Askerlikten sonra ilk tayin yerim Nevşehir Kız Enstitüsü oldu. O yıllarda Sivas Adalet Partisi İl Başkanı olan Tevfik Koraltan çok iyi ve değerli dostumdu Tevfik Koraltan’ın eşi Günal Koraltan ile aynı okulda birlikte çalışıyorduk samimiyetimiz de vardı. Ankarada bir gün buluştuk ve Milli Eğitim Bakanlığına birlikte gittik. Konya’da orta öğretime geçeceğiz, fakat “idarecilik olsun” diyen Tevfik beydi. Beyşehir Üzümlü Ortaokul müdürlüğünden başka da müdürlük kadrosu yoktu. Kararname elden çıktı ve Nevşehir’deki görevimiz de bir ay 22 gün sürdü. İstasyon gibiydi indik bindik.

Bozkır benim doğup büyüdüğüm, yoksulluklar içinde sırtında babamın odun taşıyarak beni okuttuğu ilçemdi. Bunun bedelini ödemem gerekirdi. İlk düşündüğüm; Bozkır’a ortaokul müdürü olarak gideceğim ve orada liseyi açacağım. Genel Müdüre gittim durumu arz ettim hemen düğmeye bastı ve “aklı başına gelmeden kararnamesini getirin” dediler.
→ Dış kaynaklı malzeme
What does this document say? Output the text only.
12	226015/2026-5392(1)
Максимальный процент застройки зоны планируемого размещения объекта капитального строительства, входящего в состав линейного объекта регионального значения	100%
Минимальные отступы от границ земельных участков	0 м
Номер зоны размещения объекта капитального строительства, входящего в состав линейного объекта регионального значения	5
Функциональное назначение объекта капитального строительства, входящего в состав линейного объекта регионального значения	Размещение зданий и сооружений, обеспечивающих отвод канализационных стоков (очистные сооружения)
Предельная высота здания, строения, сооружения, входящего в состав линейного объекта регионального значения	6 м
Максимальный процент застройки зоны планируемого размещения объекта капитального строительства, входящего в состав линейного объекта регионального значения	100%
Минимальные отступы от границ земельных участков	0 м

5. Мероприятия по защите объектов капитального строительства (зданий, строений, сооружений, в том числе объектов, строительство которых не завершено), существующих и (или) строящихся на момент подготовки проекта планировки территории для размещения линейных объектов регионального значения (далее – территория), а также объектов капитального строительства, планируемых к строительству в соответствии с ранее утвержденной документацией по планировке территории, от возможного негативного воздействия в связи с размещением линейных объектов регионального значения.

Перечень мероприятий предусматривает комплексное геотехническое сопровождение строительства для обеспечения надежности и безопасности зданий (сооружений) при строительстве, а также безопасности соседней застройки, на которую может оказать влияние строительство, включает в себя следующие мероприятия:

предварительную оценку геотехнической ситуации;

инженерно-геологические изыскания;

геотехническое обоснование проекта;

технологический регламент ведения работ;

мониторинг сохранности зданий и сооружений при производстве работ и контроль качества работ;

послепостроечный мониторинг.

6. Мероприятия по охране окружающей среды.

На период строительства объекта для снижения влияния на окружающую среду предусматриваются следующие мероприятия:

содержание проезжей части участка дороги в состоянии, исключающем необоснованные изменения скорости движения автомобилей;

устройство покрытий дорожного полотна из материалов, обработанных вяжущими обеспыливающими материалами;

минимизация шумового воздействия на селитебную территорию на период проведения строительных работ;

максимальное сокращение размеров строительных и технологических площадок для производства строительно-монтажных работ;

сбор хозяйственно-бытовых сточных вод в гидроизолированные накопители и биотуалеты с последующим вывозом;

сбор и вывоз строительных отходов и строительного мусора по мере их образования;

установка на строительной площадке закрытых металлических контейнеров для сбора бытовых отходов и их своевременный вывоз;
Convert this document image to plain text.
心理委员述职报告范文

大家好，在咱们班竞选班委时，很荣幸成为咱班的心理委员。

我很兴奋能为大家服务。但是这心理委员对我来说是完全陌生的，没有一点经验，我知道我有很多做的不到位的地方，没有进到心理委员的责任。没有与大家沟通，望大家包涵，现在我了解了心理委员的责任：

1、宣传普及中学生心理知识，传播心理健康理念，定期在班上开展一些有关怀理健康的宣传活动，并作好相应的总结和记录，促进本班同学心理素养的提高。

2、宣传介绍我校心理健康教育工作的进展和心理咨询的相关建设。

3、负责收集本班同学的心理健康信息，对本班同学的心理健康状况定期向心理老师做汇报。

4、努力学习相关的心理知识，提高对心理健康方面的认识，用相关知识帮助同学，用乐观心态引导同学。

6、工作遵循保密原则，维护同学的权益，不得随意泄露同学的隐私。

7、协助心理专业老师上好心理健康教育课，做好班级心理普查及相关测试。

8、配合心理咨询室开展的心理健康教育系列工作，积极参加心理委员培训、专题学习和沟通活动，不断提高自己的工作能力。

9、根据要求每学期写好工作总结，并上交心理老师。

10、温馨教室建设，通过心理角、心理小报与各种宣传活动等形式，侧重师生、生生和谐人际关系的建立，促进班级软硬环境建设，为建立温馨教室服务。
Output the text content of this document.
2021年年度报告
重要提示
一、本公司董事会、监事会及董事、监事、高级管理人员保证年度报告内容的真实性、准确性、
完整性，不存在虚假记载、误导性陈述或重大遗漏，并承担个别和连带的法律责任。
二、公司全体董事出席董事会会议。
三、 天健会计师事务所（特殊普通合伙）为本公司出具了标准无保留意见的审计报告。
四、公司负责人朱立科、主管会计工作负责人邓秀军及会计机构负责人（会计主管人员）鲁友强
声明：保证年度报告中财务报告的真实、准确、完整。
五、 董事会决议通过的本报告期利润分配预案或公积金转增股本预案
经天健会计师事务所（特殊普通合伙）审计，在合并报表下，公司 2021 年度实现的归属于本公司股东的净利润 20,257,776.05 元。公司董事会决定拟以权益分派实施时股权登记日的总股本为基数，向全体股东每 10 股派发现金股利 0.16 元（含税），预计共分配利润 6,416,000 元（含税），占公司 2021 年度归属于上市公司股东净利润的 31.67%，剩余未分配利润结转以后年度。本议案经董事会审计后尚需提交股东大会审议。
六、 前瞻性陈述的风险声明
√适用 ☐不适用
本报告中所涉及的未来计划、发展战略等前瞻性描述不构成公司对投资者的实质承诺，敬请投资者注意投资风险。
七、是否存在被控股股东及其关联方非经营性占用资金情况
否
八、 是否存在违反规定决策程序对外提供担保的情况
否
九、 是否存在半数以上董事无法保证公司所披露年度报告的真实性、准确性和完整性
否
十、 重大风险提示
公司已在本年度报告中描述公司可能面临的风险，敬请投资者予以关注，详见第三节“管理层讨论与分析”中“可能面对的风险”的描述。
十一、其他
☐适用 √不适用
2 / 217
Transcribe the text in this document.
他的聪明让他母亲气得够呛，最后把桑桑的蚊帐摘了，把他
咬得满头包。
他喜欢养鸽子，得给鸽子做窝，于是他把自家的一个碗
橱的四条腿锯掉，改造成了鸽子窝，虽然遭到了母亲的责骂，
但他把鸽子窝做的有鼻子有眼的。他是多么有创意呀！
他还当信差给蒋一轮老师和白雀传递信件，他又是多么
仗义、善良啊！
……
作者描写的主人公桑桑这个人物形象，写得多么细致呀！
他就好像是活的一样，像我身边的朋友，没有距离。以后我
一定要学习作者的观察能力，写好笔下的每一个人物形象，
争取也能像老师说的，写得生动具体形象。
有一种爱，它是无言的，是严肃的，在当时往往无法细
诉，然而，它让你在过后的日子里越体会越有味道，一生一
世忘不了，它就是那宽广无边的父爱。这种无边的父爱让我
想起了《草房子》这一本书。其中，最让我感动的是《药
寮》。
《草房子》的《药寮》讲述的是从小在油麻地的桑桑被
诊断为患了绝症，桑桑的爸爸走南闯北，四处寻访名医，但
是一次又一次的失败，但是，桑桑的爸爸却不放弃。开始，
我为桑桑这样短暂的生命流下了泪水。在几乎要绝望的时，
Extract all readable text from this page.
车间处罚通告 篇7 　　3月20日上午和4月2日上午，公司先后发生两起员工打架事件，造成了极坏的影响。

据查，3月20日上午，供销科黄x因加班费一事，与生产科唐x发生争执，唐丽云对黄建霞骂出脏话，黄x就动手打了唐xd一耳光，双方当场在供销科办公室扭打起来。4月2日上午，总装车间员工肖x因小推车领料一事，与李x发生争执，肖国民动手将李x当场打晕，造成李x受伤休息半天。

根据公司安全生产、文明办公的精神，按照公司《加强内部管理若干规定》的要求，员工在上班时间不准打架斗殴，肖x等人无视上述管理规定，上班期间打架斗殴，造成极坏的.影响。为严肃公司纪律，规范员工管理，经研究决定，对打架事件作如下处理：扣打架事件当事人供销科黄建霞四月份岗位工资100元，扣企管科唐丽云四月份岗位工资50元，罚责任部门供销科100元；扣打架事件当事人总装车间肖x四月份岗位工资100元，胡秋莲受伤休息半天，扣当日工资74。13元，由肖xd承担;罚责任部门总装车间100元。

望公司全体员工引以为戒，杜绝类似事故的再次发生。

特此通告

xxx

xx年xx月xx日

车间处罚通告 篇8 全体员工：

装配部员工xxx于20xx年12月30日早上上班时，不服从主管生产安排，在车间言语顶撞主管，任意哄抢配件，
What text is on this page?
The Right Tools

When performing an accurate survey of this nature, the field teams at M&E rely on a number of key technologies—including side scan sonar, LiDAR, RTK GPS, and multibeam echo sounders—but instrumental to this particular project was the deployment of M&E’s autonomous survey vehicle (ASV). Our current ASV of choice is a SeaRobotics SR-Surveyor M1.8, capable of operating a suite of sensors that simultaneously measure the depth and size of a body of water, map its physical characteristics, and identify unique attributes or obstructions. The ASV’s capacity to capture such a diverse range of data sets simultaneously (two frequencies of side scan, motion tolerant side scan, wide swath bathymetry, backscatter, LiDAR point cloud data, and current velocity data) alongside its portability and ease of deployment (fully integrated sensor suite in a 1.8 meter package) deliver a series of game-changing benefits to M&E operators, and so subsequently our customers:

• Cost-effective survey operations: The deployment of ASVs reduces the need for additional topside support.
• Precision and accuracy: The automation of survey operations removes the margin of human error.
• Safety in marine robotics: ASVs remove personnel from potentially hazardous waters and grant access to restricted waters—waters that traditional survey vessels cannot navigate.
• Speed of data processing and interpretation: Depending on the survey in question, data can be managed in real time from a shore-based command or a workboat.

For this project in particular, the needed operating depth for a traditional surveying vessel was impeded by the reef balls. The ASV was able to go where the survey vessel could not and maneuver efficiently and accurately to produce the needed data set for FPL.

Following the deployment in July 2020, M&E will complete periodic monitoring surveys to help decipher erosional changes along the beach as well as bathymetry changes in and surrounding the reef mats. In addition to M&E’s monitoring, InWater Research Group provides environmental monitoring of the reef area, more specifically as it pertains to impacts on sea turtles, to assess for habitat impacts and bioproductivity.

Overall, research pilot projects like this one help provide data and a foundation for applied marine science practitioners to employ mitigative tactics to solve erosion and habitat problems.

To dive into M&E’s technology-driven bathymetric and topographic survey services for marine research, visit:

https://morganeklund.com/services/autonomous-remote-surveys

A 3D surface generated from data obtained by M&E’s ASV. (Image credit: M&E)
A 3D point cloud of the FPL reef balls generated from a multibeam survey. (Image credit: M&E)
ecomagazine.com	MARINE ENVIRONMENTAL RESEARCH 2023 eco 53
Konya’nın 119 kilometre ilerisindeki Bozkır Ortaokulu Müdürlüğüne geldim. 26 Eylül 1967. Yeni bir heyecan ancak eski mekanda hayallerimi gerçekleştirmek için çok çok çalışacağım. Okul binasına1952 yılında taşınmış, şimdi yıl 1967… Ama bana göre Bozkır bir lise istiyordu. İlçede Lise yoktu Ben bunu bir gazetede yazdım. “Vay sen misin bunu yazan”, bunu okuyan siyasiler kızar bürokratlar da azarlarlar. Politika yapmakla suçlandım. Olsun kızsınlar. Okula laboratuarlar kurulur, okul olma yolunda önemli adımlar atarız, kitaplıklar yaptırılır. Öğrenciler mutlu, veliler mutlu, sevgi yumağı gibiyiz. Dev Genç ve Dev Sol’un TÖS’ün tahriklerine rağmen, eksik öğretmen kadrosuna rağmen bir önceki ders yılının eğitim düzeyini yükseltecek öğretmenler de bunu iyi değerlendirecektir. Sınava katılan öğrencilerden 21’i yatılı okul sınavını kazanarak okul tarihinde rekor kıracaklardır.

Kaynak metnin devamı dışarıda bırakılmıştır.